A chacina em Gaza já ceifou a vida de cerca de 60 mil palestinianos (contando com o número de desaparecidos debaixo dos escombros), cerca de 3% da população. É como se em Portugal tivessem sido mortas 300 mil pessoas. Para não falar da destruição da maioria das casas e dos ataques deliberados a hospitais, pessoal sanitário, crianças e do uso da fome como arma de guerra.

A chacina em Gaza é intencional, tal como na Nakba de 1948. O objectivo é abertamente proclamado por numerosos dirigentes israelitas: completar a expulsão dos palestinianos da totalidade do seu país. E não tentem culpar a resistência palestiniana pelo massacre em curso. Não apenas pela desproporção evidente, mas sobretudo porque seria trocar a causa e o efeito. A resistência palestiniana é o inevitável resultado de muitas décadas de ocupação e crimes impunes de Israel. Crimes como as centenas que foram assassinados por franco-atiradores do exército israelita durante a pacífica Grande Marcha do Retorno em 2018-19.

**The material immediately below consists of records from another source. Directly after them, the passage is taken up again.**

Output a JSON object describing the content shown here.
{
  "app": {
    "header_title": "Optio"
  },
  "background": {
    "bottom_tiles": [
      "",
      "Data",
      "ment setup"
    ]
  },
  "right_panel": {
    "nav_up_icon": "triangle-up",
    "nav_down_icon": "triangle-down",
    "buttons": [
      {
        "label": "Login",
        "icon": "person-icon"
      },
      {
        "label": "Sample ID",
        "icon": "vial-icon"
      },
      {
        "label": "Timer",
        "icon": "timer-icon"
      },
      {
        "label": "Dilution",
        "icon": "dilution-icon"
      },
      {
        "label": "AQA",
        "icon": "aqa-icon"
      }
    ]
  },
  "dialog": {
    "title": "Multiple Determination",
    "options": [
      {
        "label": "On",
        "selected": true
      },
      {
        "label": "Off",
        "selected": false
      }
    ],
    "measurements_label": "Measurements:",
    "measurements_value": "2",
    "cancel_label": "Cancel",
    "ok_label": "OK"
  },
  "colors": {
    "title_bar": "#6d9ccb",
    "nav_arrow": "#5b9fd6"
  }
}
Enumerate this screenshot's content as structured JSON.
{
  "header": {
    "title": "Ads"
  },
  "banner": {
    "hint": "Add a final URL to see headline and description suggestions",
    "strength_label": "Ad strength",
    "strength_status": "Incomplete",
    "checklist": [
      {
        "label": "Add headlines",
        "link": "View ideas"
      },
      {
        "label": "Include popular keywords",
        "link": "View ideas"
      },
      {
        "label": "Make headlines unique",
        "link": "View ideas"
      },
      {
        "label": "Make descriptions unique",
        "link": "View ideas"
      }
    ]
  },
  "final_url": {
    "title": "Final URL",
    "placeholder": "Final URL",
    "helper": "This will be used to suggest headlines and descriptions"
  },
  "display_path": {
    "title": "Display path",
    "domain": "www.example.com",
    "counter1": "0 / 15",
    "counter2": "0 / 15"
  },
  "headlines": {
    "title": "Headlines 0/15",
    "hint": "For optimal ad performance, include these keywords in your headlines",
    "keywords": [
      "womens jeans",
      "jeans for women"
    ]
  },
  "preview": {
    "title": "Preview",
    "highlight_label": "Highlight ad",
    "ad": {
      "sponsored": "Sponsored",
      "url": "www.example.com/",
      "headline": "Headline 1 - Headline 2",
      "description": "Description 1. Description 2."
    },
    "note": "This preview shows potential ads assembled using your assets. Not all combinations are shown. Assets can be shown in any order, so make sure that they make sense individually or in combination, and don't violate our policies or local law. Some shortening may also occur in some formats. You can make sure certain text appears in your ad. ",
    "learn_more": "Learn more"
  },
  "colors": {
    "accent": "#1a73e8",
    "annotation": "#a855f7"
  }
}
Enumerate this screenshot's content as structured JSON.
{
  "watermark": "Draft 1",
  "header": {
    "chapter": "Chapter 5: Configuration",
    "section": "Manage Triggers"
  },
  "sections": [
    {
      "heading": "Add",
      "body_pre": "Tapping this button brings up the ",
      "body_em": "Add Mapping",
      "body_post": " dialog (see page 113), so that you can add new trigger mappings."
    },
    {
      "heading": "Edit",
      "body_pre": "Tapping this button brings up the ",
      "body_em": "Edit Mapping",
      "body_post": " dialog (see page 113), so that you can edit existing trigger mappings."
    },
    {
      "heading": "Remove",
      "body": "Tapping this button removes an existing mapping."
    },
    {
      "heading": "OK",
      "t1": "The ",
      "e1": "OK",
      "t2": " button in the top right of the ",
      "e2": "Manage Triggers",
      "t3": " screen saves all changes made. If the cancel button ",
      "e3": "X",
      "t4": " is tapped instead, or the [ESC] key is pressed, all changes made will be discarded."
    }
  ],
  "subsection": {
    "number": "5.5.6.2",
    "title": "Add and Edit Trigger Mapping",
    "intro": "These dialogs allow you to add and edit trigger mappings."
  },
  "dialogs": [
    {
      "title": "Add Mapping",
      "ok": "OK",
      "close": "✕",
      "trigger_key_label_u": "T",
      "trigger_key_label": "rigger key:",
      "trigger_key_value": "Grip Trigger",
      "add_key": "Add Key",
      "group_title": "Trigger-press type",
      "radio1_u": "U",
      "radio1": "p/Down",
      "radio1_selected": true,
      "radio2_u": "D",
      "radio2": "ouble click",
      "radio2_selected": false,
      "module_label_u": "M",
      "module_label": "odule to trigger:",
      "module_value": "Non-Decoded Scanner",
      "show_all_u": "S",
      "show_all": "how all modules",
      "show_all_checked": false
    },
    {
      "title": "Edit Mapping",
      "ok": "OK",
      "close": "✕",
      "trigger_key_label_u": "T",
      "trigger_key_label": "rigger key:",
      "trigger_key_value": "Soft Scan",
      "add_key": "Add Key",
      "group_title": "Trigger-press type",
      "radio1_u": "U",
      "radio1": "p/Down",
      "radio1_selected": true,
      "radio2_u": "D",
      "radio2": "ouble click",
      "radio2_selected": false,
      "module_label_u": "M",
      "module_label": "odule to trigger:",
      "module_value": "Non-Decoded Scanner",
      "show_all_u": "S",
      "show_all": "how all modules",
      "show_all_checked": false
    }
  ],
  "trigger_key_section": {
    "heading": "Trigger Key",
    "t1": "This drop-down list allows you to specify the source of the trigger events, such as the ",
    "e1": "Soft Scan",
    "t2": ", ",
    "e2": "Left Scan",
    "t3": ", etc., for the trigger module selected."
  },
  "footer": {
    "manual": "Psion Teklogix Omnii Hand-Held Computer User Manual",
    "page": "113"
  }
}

A resistência é também o resultado de longas décadas de promessas traídas por parte da “comunidade internacional”, que em palavras e em muitas resoluções da ONU reconhece a legitimidade da causa palestiniana e promete a criação dum Estado Palestiniano, mas – graças ao bloqueio indefectível das grandes potências imperialistas – nunca o concretizou ao longo dos 77 anos desde a aprovação do Plano de Partilha da Palestina pela ONU.

A Nakba do povo da Palestina tem de acabar já. O cessar-fogo e a entrada da ajuda humanitária são os objectivos urgentes. Mas o povo da Palestina tem direito ao seu Estado. E tem direito a decidir, em plena soberania, o seu destino. A Palestina vencerá!